Suara. com – Lurah Petamburan Setyanto dinyatakan positif Covid-19 setelah melalui tes swab antigen dan PCR. Sebelum dinyatakan tertular virus corona, Setyanto banyak melakukan aktivitasnya di sekitar Markas FPI dan kediaman Kekasih Rizieq Shihab.

“Iya kegiatan di sini saja nih (Markas FPI dan sekitar kediaman Rizieq), ” introduksi Camat Tanah Abang, Yassin Pasaribu saat ditemui di Jalan Petamburan III, Jakarta Pusat, Rabu (18/11/2020).

Kendati begitu, Yassin menyatakan belum tentu Setyanto terpapar covid lantaran adanya kerumunan yang terjadi di sekitar rumah Rizieq dalam waktu beberapa keadaan terakhir.

“Tapi kan belum tentu, karena ada acara ini dia covid gitu, ” ungkapnya.

Baca Juga: Kalau Habib Rizieq Masuk Partai, Golongan Lain Terancam dan Pilpres Oleh karena itu Panas

Lebih lanjut, untuk tatkala waktu Setyanto kekinian masih melakukan isolasi mandiri di rumah dinasnya. Pihak kecamatan langsung melakukan tracing dan menutup kantor Kelurahan Petamburan.

“Sementara kantor kelurahan kita tutup kita alihkan pakai dropbox atau barangkali staf kecamatan. Staf kelurahan, PPSU, Satpol PP kita swab semua, ” tandasnya.

Sebelumnya diberitakan, Lurah Petamburan, Jakarta Pusat, Setiyanto, langsung melakukan isolasi mandiri usai mengikuti tes usap metode “polymerase chain reaction (PCR)” dari Rumah Sakit Polri Kramat Jati. Hal ini serupa menunggu hasilnya apakah benar pasti covid-19 atau yidak.

“Saya isolasi mandiri dalam rumah, karena nunggu hasil swab PCR. Mudah-mudahan sih negatif, ” kata Setiyanto saat dihubungi, di Jakarta, Selasa (17/11/2020).

Setiyanto pada Selasa (17/11) pagi mendapatkan hasil tes cepat swab antigen positif sebelum memenuhi undangan penyelidikan di Polda Metro Jaya.

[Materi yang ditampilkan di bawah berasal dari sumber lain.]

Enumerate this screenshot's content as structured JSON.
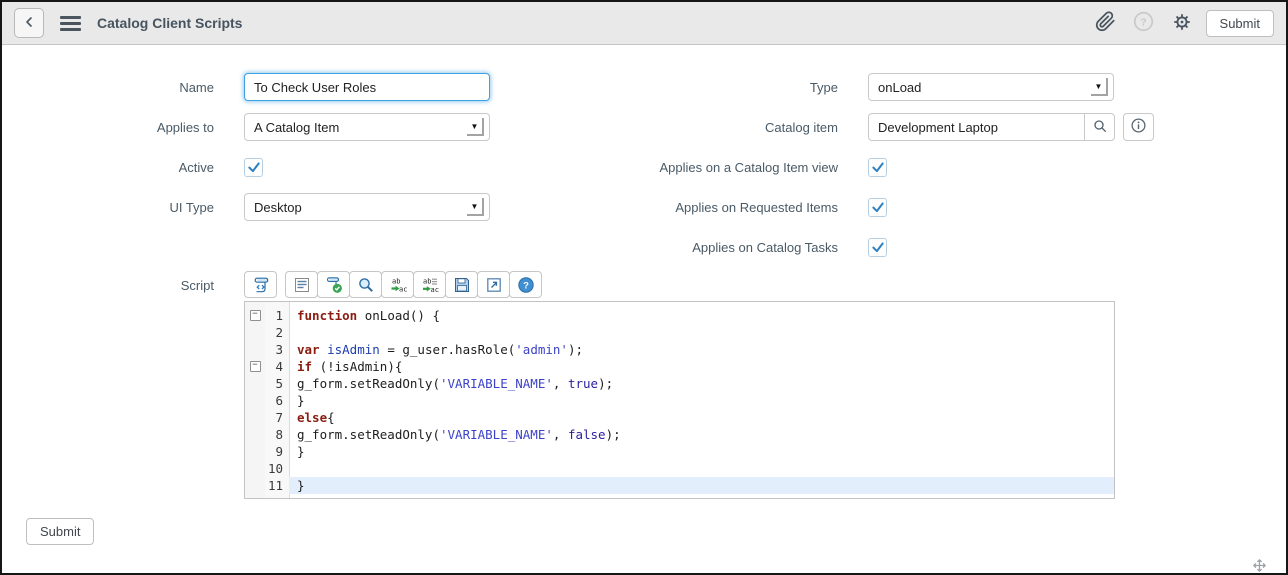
{
  "header": {
    "title": "Catalog Client Scripts",
    "submit_label": "Submit",
    "icons": [
      "back-icon",
      "menu-icon",
      "attachment-icon",
      "help-icon",
      "settings-icon"
    ]
  },
  "form": {
    "name": {
      "label": "Name",
      "value": "To Check User Roles"
    },
    "applies_to": {
      "label": "Applies to",
      "value": "A Catalog Item"
    },
    "active": {
      "label": "Active",
      "checked": true
    },
    "ui_type": {
      "label": "UI Type",
      "value": "Desktop"
    },
    "type": {
      "label": "Type",
      "value": "onLoad"
    },
    "catalog_item": {
      "label": "Catalog item",
      "value": "Development Laptop"
    },
    "applies_on_catalog_item_view": {
      "label": "Applies on a Catalog Item view",
      "checked": true
    },
    "applies_on_requested_items": {
      "label": "Applies on Requested Items",
      "checked": true
    },
    "applies_on_catalog_tasks": {
      "label": "Applies on Catalog Tasks",
      "checked": true
    }
  },
  "script": {
    "label": "Script",
    "toolbar_icons": [
      "format-code-icon",
      "comment-icon",
      "syntax-check-icon",
      "find-icon",
      "replace-icon",
      "replace-all-icon",
      "save-icon",
      "pop-out-icon",
      "editor-help-icon"
    ],
    "active_line": 11,
    "lines": [
      {
        "n": 1,
        "fold": true,
        "seg": [
          [
            "function",
            "kw"
          ],
          [
            " onLoad() {",
            "pl"
          ]
        ]
      },
      {
        "n": 2,
        "seg": []
      },
      {
        "n": 3,
        "seg": [
          [
            "var",
            "kw"
          ],
          [
            " ",
            "pl"
          ],
          [
            "isAdmin",
            "def"
          ],
          [
            " = g_user.hasRole(",
            "pl"
          ],
          [
            "'admin'",
            "str"
          ],
          [
            ");",
            "pl"
          ]
        ]
      },
      {
        "n": 4,
        "fold": true,
        "seg": [
          [
            "if",
            "kw"
          ],
          [
            " (!isAdmin){",
            "pl"
          ]
        ]
      },
      {
        "n": 5,
        "seg": [
          [
            "g_form.setReadOnly(",
            "pl"
          ],
          [
            "'VARIABLE_NAME'",
            "str"
          ],
          [
            ", ",
            "pl"
          ],
          [
            "true",
            "atom"
          ],
          [
            ");",
            "pl"
          ]
        ]
      },
      {
        "n": 6,
        "seg": [
          [
            "}",
            "pl"
          ]
        ]
      },
      {
        "n": 7,
        "seg": [
          [
            "else",
            "kw"
          ],
          [
            "{",
            "pl"
          ]
        ]
      },
      {
        "n": 8,
        "seg": [
          [
            "g_form.setReadOnly(",
            "pl"
          ],
          [
            "'VARIABLE_NAME'",
            "str"
          ],
          [
            ", ",
            "pl"
          ],
          [
            "false",
            "atom"
          ],
          [
            ");",
            "pl"
          ]
        ]
      },
      {
        "n": 9,
        "seg": [
          [
            "}",
            "pl"
          ]
        ]
      },
      {
        "n": 10,
        "seg": []
      },
      {
        "n": 11,
        "active": true,
        "seg": [
          [
            "}",
            "pl"
          ]
        ]
      }
    ]
  },
  "footer": {
    "submit_label": "Submit"
  }
}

Membaca Juga: Acara Berpotensi Kerumunan, Ganjar Tegaskan Tak mau Beri Izin

Atas hasil tes cepat yang mengindikasikan Setiyanto terpapar Covid-19, maka proses klarifikasi khusus Lurah Petamburan untuk kasus kelompok massa di rumah Habib Rizieq Shihab (HRS) di Jalan Petamburan III, Jakarta Pusat ditunda.

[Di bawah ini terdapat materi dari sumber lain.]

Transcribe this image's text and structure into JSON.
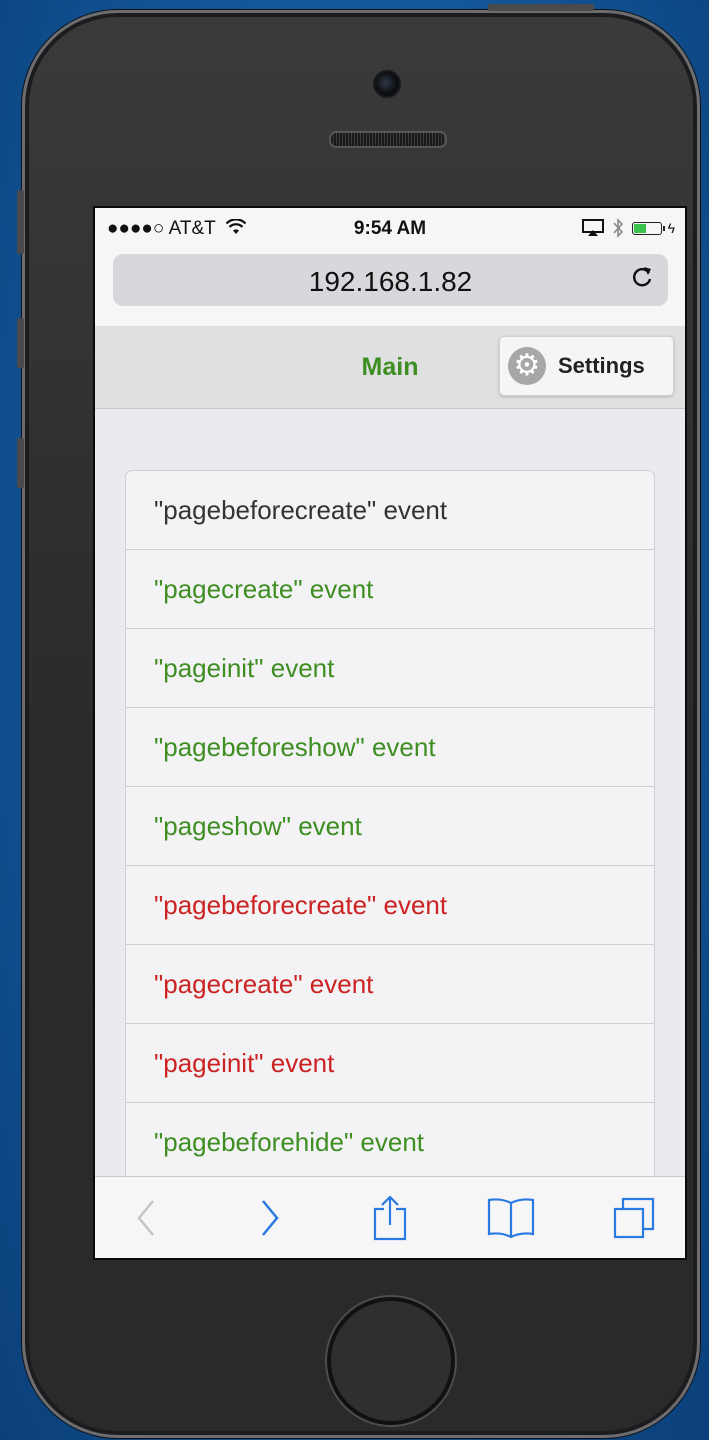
{
  "status_bar": {
    "carrier": "●●●●○ AT&T",
    "time": "9:54 AM"
  },
  "browser": {
    "url": "192.168.1.82",
    "reload_icon": "reload-icon"
  },
  "header": {
    "title": "Main",
    "settings_label": "Settings",
    "title_color": "#3e8e22"
  },
  "events": [
    {
      "label": "\"pagebeforecreate\" event",
      "color": "#333333"
    },
    {
      "label": "\"pagecreate\" event",
      "color": "#3e8e22"
    },
    {
      "label": "\"pageinit\" event",
      "color": "#3e8e22"
    },
    {
      "label": "\"pagebeforeshow\" event",
      "color": "#3e8e22"
    },
    {
      "label": "\"pageshow\" event",
      "color": "#3e8e22"
    },
    {
      "label": "\"pagebeforecreate\" event",
      "color": "#cc2222"
    },
    {
      "label": "\"pagecreate\" event",
      "color": "#cc2222"
    },
    {
      "label": "\"pageinit\" event",
      "color": "#cc2222"
    },
    {
      "label": "\"pagebeforehide\" event",
      "color": "#3e8e22"
    }
  ],
  "toolbar": {
    "icons": [
      "back-icon",
      "forward-icon",
      "share-icon",
      "bookmarks-icon",
      "tabs-icon"
    ],
    "accent": "#2a7ae2"
  }
}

“Cuma hamba saja tidak memenuhi undangan untuk klarifikasi karena hasil tes cepatnya positif. Kalau Pak Camat, hasilnya nonreaktif, jadi sepertinya masih meneruskan kegiatan di situ, ” introduksi Setiyanto.

Sebelumnya, Polda Metro Jaya mengungkapkan Lurah Petamburan Setiyanto positif Covid-19 usai dilakukan tes usap antigen.

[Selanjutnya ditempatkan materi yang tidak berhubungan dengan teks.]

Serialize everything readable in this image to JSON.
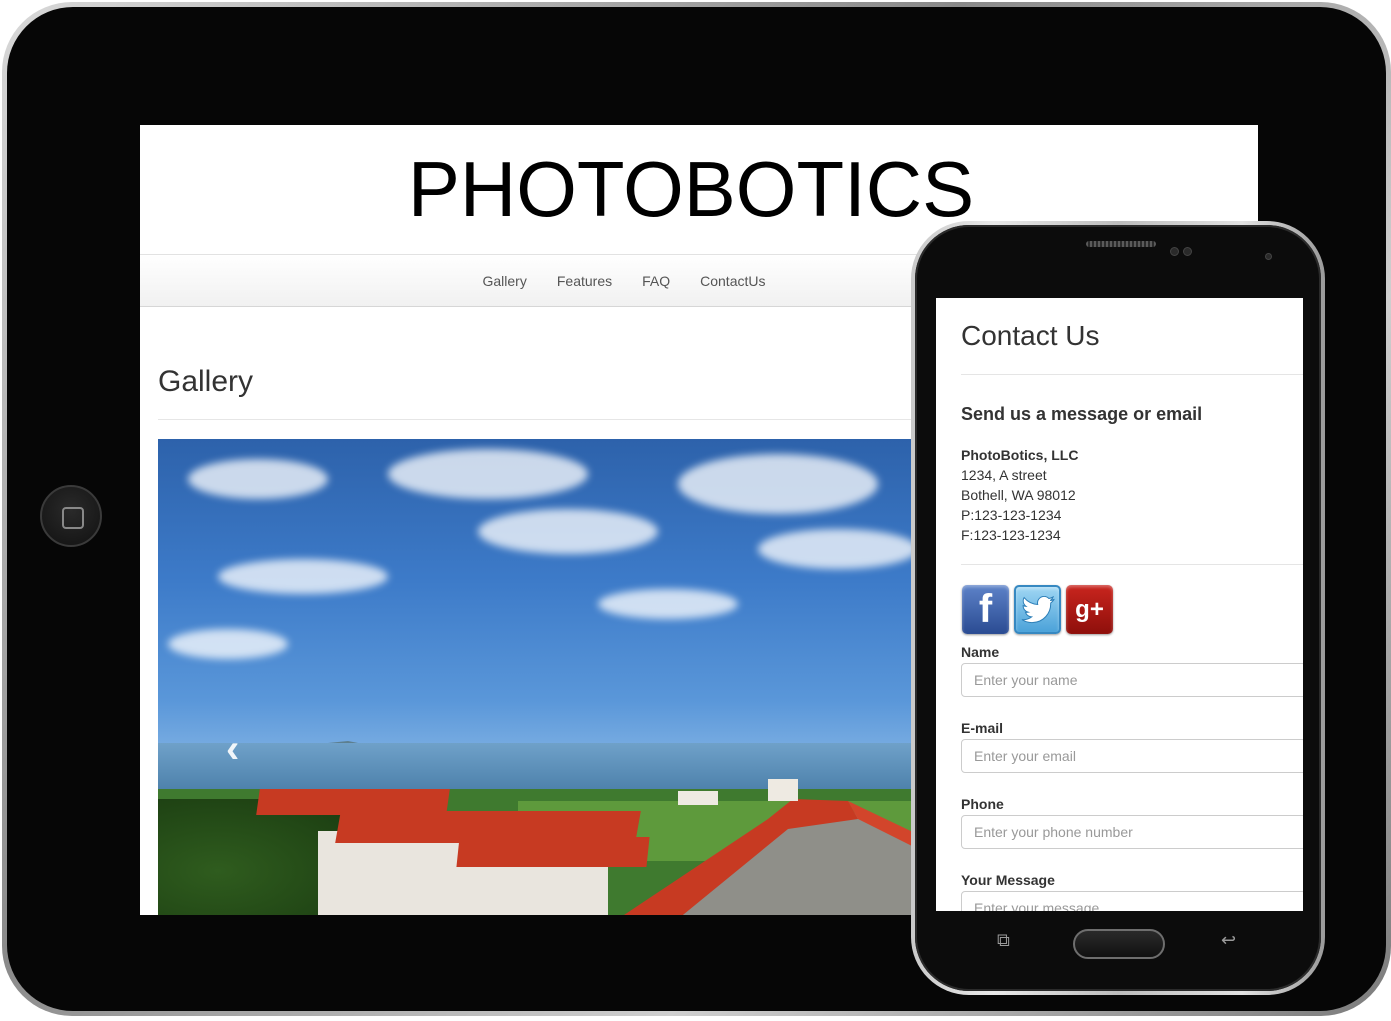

“Kita lakukan uji swab (usap) antigen, satu orang. Lurah Petamburan membangun atau reaktif, ” kata Kabid Humas Polda Metro Jaya Kombes Yusri Yunus di Mako Polda Metro Jaya.

Atas temuan tersebut pihak kepolisian kemudian merujuk Setiyanto ke RS Polri Kramat Jati untuk pemeriksaan lanjutan.

Beberapa pihak yang turut diperiksa untuk kasus itu selain Lurah Petamburan adalah Gubernur DKI Jakarta Anies Baswedan, Wali Kota Jakarta Pusat Bayu Meghantara, Camat Negeri Abang Yassin Pasaribu.

Tidak hanya tersebut pihak KUA juga akan dimintai klarifikasi termasuk Satgas COVID-19, Biro Hukum Pemerintah Provinsi DKI dan beberapa tamu yang hadir pada acara pernikahan putri HRS.